Many paths to decisiveness
OK, then, I am.
Seriously folks, decisiveness was never my strong point - a failing that didn't serve me well as a headteacher. Once, we were worried about the way some local residents kept their cars in the no-parking zone outside the school gate. I was slow to tackle the problem - these were people we needed on our side. Then a colleague said - and I still hear him across the years - "Your reluctance to confront this is putting our children at risk." (He went on to be a fearsomely decisive head himself.) The only comfort for ditherers like me is that it is clearly a very common human weakness. The evidence lies in the amount of advice there is on the subject and in the systems that have been developed to deal with it.
There is, for example, the Pareto Analysis, named after the 19th-century Italian economist Vilfredo Pareto.
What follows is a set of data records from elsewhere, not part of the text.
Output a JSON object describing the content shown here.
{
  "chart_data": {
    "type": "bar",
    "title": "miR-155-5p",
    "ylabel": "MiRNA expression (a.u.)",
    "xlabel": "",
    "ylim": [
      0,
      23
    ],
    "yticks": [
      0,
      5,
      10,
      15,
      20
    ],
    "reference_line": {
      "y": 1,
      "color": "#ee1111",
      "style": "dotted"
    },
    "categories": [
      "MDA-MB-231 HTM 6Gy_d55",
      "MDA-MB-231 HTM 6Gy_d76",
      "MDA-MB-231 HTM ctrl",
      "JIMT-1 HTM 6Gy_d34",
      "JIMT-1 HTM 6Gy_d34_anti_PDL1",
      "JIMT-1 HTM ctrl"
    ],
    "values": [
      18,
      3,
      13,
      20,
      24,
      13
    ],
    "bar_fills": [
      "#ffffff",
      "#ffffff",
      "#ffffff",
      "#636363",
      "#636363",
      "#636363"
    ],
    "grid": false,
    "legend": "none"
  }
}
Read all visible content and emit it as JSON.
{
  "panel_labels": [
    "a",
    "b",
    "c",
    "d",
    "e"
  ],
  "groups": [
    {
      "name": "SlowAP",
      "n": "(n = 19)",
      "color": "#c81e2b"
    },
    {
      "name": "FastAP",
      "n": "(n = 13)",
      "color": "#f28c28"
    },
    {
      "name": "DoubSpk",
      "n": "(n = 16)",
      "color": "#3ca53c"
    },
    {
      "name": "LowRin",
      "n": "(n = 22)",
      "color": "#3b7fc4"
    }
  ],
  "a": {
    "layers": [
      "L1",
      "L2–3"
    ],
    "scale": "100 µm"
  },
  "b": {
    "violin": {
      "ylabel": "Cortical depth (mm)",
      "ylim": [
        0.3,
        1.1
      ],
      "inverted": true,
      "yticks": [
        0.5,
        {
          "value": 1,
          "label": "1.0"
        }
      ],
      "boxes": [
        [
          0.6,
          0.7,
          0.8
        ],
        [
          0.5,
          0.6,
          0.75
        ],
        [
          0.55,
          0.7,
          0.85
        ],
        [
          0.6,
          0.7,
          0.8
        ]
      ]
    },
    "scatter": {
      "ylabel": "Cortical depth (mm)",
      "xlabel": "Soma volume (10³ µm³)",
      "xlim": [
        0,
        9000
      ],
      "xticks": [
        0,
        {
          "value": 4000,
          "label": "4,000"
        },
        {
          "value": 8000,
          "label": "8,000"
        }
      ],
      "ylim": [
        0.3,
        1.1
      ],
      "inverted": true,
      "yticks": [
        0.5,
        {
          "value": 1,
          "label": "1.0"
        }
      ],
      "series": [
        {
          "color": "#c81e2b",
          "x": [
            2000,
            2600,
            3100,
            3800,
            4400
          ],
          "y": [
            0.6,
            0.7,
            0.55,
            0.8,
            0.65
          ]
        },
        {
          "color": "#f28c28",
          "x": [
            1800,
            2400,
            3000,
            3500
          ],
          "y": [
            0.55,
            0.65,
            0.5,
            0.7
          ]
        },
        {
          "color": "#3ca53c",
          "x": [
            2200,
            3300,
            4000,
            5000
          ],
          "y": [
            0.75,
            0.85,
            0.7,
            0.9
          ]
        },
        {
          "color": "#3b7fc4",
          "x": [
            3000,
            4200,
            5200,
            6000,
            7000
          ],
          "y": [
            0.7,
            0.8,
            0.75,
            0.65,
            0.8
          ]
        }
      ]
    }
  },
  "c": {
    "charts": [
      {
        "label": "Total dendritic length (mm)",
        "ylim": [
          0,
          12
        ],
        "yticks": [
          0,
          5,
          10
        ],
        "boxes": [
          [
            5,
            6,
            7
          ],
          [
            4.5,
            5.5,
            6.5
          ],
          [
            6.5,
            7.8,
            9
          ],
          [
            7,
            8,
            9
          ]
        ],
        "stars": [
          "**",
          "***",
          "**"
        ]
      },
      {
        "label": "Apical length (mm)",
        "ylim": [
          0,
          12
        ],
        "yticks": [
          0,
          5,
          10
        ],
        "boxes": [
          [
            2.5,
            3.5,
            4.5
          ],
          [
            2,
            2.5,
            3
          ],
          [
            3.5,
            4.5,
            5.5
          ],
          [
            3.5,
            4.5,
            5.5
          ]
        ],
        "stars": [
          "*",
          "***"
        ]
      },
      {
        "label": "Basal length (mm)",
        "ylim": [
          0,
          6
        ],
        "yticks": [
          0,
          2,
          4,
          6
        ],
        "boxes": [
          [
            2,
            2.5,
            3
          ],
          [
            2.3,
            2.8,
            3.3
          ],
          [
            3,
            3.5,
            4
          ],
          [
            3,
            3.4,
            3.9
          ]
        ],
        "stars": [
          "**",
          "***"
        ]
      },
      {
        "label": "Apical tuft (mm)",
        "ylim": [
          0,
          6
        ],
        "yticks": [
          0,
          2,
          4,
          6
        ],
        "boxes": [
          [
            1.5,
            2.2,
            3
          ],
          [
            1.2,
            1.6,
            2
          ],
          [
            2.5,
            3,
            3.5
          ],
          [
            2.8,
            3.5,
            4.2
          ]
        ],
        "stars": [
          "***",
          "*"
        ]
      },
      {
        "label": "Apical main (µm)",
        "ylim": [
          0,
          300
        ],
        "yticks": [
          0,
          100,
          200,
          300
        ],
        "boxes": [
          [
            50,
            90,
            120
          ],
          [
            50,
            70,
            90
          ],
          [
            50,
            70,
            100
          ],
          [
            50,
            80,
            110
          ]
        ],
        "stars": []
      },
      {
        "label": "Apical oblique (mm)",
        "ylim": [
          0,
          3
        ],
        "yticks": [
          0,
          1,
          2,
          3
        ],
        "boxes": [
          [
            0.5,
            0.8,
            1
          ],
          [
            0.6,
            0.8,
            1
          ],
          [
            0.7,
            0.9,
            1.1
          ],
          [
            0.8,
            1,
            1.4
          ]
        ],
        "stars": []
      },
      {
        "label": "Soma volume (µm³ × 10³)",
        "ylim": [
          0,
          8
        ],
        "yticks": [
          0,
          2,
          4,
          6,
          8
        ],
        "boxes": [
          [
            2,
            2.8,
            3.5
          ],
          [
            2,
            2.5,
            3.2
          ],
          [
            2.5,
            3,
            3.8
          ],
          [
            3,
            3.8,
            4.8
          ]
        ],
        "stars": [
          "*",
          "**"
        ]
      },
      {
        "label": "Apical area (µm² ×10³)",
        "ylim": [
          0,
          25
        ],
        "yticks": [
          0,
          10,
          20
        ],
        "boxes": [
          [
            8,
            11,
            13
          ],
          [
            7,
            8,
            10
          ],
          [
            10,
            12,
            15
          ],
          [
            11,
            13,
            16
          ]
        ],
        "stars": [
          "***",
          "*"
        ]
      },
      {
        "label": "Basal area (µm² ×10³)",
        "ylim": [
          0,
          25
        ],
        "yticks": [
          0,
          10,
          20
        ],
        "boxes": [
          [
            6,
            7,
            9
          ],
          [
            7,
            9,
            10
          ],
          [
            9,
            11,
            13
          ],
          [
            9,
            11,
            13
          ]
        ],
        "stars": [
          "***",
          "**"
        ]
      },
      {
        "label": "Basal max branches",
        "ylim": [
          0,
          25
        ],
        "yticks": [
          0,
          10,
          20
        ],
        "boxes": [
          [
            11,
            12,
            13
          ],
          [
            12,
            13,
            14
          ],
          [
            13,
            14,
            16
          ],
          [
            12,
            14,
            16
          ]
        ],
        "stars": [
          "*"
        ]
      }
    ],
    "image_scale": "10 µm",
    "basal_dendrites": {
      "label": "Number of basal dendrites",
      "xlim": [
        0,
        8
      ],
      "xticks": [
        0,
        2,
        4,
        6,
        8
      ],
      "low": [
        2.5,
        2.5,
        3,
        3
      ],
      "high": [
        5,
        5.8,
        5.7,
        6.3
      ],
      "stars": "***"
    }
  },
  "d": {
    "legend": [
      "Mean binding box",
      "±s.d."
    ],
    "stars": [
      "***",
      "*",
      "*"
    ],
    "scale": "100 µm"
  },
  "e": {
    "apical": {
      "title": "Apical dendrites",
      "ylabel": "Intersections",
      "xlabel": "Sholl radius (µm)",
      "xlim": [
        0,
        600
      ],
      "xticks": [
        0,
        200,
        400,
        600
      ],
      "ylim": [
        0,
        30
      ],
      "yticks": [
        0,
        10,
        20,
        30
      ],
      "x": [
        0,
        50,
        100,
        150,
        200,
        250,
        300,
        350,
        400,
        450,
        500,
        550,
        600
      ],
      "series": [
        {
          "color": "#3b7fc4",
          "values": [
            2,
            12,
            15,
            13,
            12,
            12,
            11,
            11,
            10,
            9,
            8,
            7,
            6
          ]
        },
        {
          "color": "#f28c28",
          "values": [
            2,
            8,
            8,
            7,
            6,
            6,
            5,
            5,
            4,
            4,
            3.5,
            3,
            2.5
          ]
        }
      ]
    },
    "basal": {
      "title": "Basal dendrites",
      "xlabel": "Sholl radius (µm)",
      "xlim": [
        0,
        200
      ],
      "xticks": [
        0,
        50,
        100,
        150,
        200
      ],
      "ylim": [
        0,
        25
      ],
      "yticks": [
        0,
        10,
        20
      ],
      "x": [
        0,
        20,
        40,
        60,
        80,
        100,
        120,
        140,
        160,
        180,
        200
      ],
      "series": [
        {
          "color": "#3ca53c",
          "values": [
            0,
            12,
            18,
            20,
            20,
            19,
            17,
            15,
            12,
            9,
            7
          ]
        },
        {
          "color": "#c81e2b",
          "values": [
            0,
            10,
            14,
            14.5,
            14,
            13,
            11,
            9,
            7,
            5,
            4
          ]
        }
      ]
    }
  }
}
It is based on the oft-quoted 8020 rule - meaning in this case that you should stop ineffectually wringing your hands about the overwhelming mass of stuff that confronts you, and instead identify the 20 per cent that really matters. Tackle this now-manageable list and you will achieve 80 per cent of what you're after. ("Sorry you've broken your leg, my boy. But you don't seem to figure in my essential 20 per cent.") Then there is the Benjamin Franklin method, where you just sit and write down a balance sheet of pros and cons.
There are endless web pages on this subject. A sensible one comes from the US government: www.business.govphasesmanagingmake_decisionsdecision_maker.html. I like particularly a section on common decision-making mistakes, which warns against overestimating the value of advice from high-status groups and authority figures, while discounting the opinions of people we (perhaps unconsciously) judge less important - children, senior citizens, blue-collar workers. Then follows a sentence that some august people I can think of ought to have up on the wall. "If you find yourself discounting the information you receive from anyone, make sure you ask yourself why."
In the end, though, you may feel like Guy Browning who writes in his book Never Push When It Says Pull (Guardian Books): "In life there are no such things as decisions. Instead there are attempts to stand up and surf on the rolling tide of inevitability."